A pesar de que, con el paso de los años, había llegado a tolerar el hedor que desprendía su maestro, jamás soportó aquellos besos desabridos y húmedos que le brindaba. Se resignó a recibirlos porque claudicar respecto a ello, respecto a sus encuentros carnales, significaba obtener una enorme cantidad de beneficios más tarde. Y es que a pesar de que Hermenegildo tenía tres chiquillos más, Judith era, de lejos, su favorita. Su muñeca. Su niña. La Judith de las historias interminables que le ayudaban a evadirse de su vida solitaria. 
-Mi flor –murmuró él, con la boca aún adherida a su piel. Sus alargados dedos le acariciaron detrás de una oreja, y Judith volvió a sentir que su piel se erizaba- no seguirás irritada, ¿no?

Como la joven no contestó, el vampiro se incorporó, de rodillas sobre la cama, y la empujó suavemente hasta tenerla boca arriba en el lecho, sus cabellos dorados y ensortijados esparcidos sobre las pieles que lo cubrían.

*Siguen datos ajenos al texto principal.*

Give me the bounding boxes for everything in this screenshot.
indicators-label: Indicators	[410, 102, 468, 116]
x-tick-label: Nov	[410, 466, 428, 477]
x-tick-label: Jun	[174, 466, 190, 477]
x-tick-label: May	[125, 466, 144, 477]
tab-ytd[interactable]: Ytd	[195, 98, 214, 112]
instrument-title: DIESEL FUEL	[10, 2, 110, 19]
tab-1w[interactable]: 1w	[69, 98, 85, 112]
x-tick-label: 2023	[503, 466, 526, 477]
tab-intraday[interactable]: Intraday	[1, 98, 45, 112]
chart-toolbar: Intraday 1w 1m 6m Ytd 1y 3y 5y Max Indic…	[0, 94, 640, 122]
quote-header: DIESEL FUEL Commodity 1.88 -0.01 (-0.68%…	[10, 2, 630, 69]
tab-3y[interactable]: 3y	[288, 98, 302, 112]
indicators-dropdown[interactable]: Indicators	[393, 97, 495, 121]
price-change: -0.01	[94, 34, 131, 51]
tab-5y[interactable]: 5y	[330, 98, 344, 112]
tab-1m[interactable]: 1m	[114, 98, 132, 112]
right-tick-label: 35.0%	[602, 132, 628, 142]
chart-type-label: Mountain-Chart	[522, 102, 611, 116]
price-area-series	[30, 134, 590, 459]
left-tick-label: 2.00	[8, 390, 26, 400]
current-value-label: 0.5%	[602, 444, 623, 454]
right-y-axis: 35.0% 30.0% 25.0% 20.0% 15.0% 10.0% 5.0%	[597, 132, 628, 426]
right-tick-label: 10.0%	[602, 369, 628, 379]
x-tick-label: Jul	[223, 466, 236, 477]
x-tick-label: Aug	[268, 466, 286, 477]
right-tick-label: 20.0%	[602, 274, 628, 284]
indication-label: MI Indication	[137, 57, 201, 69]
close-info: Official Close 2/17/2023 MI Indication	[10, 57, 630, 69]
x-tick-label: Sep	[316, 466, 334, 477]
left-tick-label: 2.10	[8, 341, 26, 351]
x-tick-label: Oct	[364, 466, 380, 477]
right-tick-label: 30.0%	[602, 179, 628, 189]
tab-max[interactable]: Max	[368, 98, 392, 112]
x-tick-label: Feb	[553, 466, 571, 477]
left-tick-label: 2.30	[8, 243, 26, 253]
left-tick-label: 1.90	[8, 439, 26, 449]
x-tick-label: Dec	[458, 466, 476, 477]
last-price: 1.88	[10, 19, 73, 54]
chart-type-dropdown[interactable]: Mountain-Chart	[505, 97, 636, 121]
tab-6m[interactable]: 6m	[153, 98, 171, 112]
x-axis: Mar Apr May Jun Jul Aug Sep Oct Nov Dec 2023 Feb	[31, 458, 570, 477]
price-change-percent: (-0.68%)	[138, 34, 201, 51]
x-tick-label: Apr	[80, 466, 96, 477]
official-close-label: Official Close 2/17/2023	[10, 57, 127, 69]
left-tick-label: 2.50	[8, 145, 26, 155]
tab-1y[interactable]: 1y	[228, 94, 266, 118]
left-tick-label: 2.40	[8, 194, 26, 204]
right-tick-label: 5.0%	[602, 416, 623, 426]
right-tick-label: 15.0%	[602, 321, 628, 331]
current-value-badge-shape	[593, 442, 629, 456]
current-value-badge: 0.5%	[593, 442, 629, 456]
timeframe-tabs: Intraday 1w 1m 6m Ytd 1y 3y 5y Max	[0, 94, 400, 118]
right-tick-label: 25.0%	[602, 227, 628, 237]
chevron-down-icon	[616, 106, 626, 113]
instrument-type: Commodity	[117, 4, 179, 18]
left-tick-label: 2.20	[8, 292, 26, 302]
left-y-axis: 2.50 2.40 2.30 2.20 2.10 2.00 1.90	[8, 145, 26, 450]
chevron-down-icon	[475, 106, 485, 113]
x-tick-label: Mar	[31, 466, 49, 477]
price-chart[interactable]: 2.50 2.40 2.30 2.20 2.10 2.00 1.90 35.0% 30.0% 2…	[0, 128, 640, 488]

Él la observó, casi con adoración, mientras se inclinaba sobre ella para besarla. Labios húmedos de nuevo. Judith cerró los ojos, esperando, como siempre, a que pasara. 

A veces incluso practicaba mentalmente algunos juegos, siendo uno de sus favoritos “Luis el bellaco”, uno de su invención. Consistía en atribuirle al pobre Luis una serie de crímenes, e imaginar cómo saldría ileso de todos ellos. La última vez, -recordó mientras sentía que Hermenegildo comenzaba a deshacer, con dedos ansiosos, los cordones de su vestido,- Luis planeaba robar una vaca, no una normal, sino la vaca de las ubres más grandes del mundo. A penas podía sostenerse sobre sus patas traseras, y para más dificultad, ésta estaba escondida en el granero del rey. Debía sacarla sin despertar al mozo de cuadras ni a los perros dormidos en la puerta. Y claro, si la movía demasiado, o le pisaba una de sus enormes tetillas, la vaca mugiría. Hermenegildo parecía haberse rendido con las lazadas de la prenda en cuestión y había decidido situarse directamente entre sus piernas, levantándole las faldas a la altura de la cintura. Ahora sentía sus labios fláccidos recorrerle el cuello hacia el escote, ligeramente abierto, mientras trataba de encontrar la forma de introducirse dentro de ella.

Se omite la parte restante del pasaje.